I also know that it is a settled principle of law that the Legislature may authorize the seizure and confiscation of gambling devices, but, all provisions of the Constitution must be taken and read together. It is not a contract between the State and the slot machine owner which is involved in this case, but there is involved here the rights established by contract between the slot machine owner and the slot machine location operator, which contract was provided for and sanctioned by the legislative Act, Chapter 17257, Acts of 1935. Under the provisions of those contracts which are matters of general knowledge, the "location operator" acquired the right to use and operate the machines during the license period which ended with the end of the day of September 20th, 1937, and, although the operator had notice by legislative Act that it was purported to make it unlawful "To manufacture, own, store, keep, possess, sell, rent, lease, let on shares, lend or give away, transport or expose for sale or lease, or to offer to sell, rent, lease, let on shares, lend or give away" such machines as are here involved beginning with the 1st day of October, 1937, it is a false premise to assume that he, therefore, had time and opportunity to get the machines beyond the jurisdiction of the State of Florida before the law went into effect. He could do that only by violating his contract with the location operator and depriving the location operator of a valuable right which he was entitled to exercise under his contract until the operation of such machines became unlawful.
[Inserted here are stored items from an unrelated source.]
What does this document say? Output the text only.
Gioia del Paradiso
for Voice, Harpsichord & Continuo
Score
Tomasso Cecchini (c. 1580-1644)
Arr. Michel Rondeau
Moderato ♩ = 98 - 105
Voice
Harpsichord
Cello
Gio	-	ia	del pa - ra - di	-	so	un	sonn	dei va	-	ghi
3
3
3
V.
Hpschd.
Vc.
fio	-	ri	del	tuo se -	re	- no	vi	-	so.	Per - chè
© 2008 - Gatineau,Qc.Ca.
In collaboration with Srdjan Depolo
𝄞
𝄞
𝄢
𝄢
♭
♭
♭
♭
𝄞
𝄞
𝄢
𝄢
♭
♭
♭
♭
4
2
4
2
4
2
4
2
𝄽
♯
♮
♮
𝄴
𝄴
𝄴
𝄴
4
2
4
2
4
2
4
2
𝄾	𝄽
If the Act required the operator to pursue this course then it required him to abrogate his contract in violation of the constitutional provision above referred to. *Page 386
So it is that the question presented is whether or not the provisions of the Act authorized an unreasonable seizure of personal property which Section 22 of our Declaration of Rights prohibits.
The effect of the Act is to say that every one of the machines described in the Act which operates to the end of the tax period authorized shall thereupon be subjected to confiscation and the owner thereof subjected to criminal prosecution because of ownership.
Although we concede that the machines involved possess all the evil attributes that have been charged to them, it is evident that a strict enforcement of the Act under consideration would constitute an unreasonable seizure of personal property and to that extent the Act contravenes the provisions of the Constitution and is invalid.